My advice is to use the CLI as it’s designed to be, which is as a helpful tool for performing device configuration. Automation should be brought in to cover the network-level and prevent teams from spending weeks trying to track down a single bad cable or VLAN tag misconfiguration in the infrastructure. Solutions in this area include PathSolutions TotalView, Statseeker, and InfoBlox NetMRI.
Application Performance Measurement (APM) Tools
APMs measure the responsiveness of applications across the infrastructure to ensure that users continuously experience strong functionality. It does this by recreating and monitoring the user experience, making requests and then reporting how fast responses come back from remote resources. This type of solution should be used by management to determine the effectiveness of their team’s ability to deliver on an SLA. However, APMs have limited troubleshooting capability because they cannot locate where or why an application’s performance is suffering, only confirm that it is having problems.
Benefits: Just like a packet analyzer, this type of tool is great for reporting problems. It will allow you to collect data to determine if applications are responding as expected on the network.
Drawbacks: Unfortunately, an APM will do little to help you determine where or why a problem is occurring. To find the cause, you will need to dig deeper into your network, applications, firewall and any other number of locations where errors can be lurking. This can be incredibly time-consuming, as it can take days to get to the root cause of an issue while your applications continue to suffer and productivity slows to a crawl.
Diagramming and Mapping Tools
A picture is worth a thousand words, and the same is true for networks. These tools provide accurate updated maps of the entire organization’s network (not just partial point-to-point diagrams) which allow for complete understanding of an environment. Some recommended solutions for this include Cacoo, NetBrain, and LucidChart.
Security Monitoring Tools
Security monitoring tools are focused on one of two primary functions: Intrusion Detection or Intrusion Prevention
- Intrusion Detection System (IDS) tools. These tools monitor the environment looking for misbehaving communications between devices and then alert administrators of the aberrant behavior.

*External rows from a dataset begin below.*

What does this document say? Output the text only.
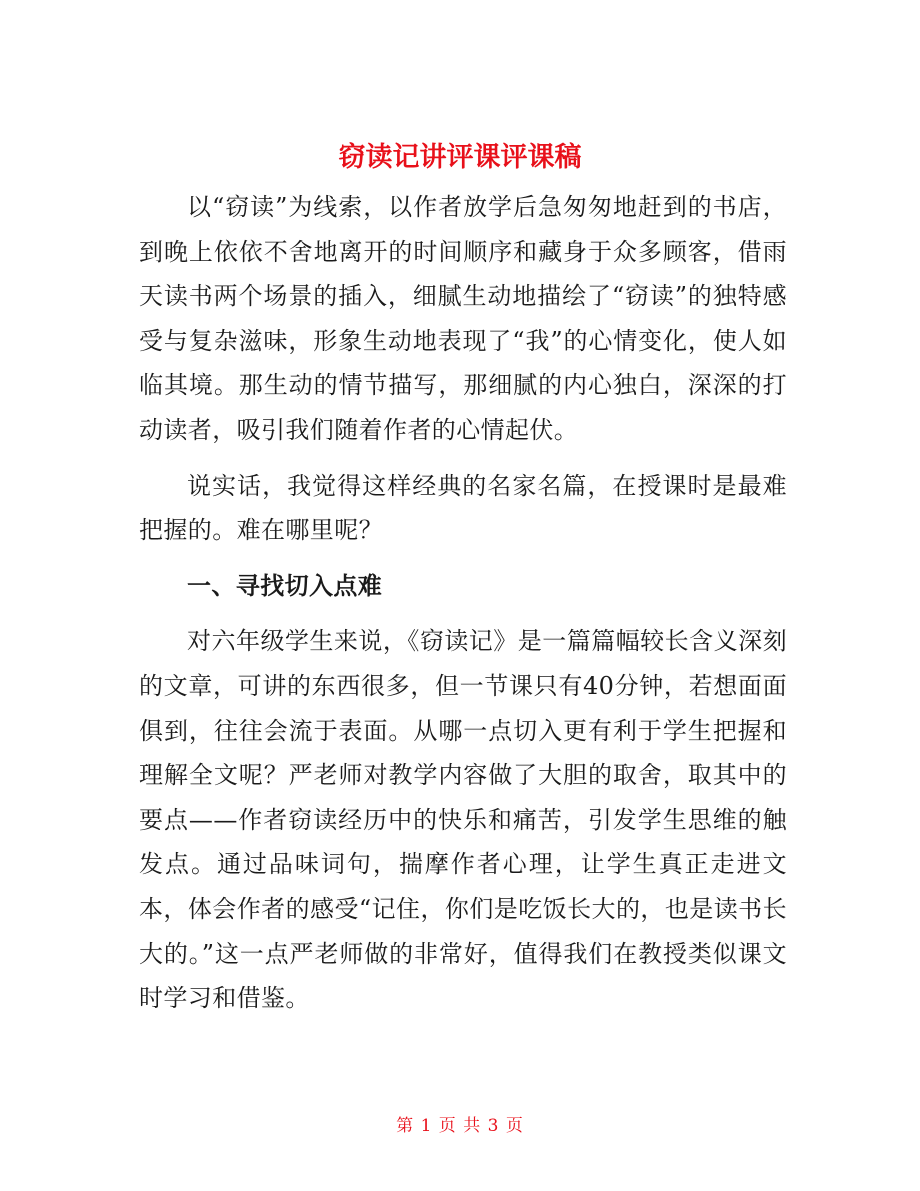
窃读记讲评课评课稿

以“窃读”为线索，以作者放学后急匆匆地赶到的书店，到晚上依依不舍地离开的时间顺序和藏身于众多顾客，借雨天读书两个场景的插入，细腻生动地描绘了“窃读”的独特感受与复杂滋味，形象生动地表现了“我”的心情变化，使人如临其境。那生动的情节描写，那细腻的内心独白，深深的打动读者，吸引我们随着作者的心情起伏。

说实话，我觉得这样经典的名家名篇，在授课时是最难把握的。难在哪里呢？

一、寻找切入点难

对六年级学生来说，《窃读记》是一篇篇幅较长含义深刻的文章，可讲的东西很多，但一节课只有40分钟，若想面面俱到，往往会流于表面。从哪一点切入更有利于学生把握和理解全文呢？严老师对教学内容做了大胆的取舍，取其中的要点——作者窃读经历中的快乐和痛苦，引发学生思维的触发点。通过品味词句，揣摩作者心理，让学生真正走进文本，体会作者的感受“记住，你们是吃饭长大的，也是读书长大的。”这一点严老师做的非常好，值得我们在教授类似课文时学习和借鉴。

第 1 页 共 3 页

- Intrusion Prevention System (IPS) tools. These tools monitor the environment for misbehaving communications and terminate the communications, thus preventing the activity from continuing.
Mind Network Gaps to Maximize Capabilities
If you are dealing with a smaller network infrastructure, you may be able to get away with a basic monitoring solution. Since your network is less complex, it follows that the time and resources you spend on troubleshooting is minimal. However, as your network grows in breadth and complexity, you will need to move from monitoring the state of your environment to troubleshooting the cause of problems. More tools are required to provide visibility into bandwidth issues, perform deep packet analysis, and troubleshoot the cause of problems. The more complex the network, the more important it is to mind the network gaps in order to maximize your team’s capabilities.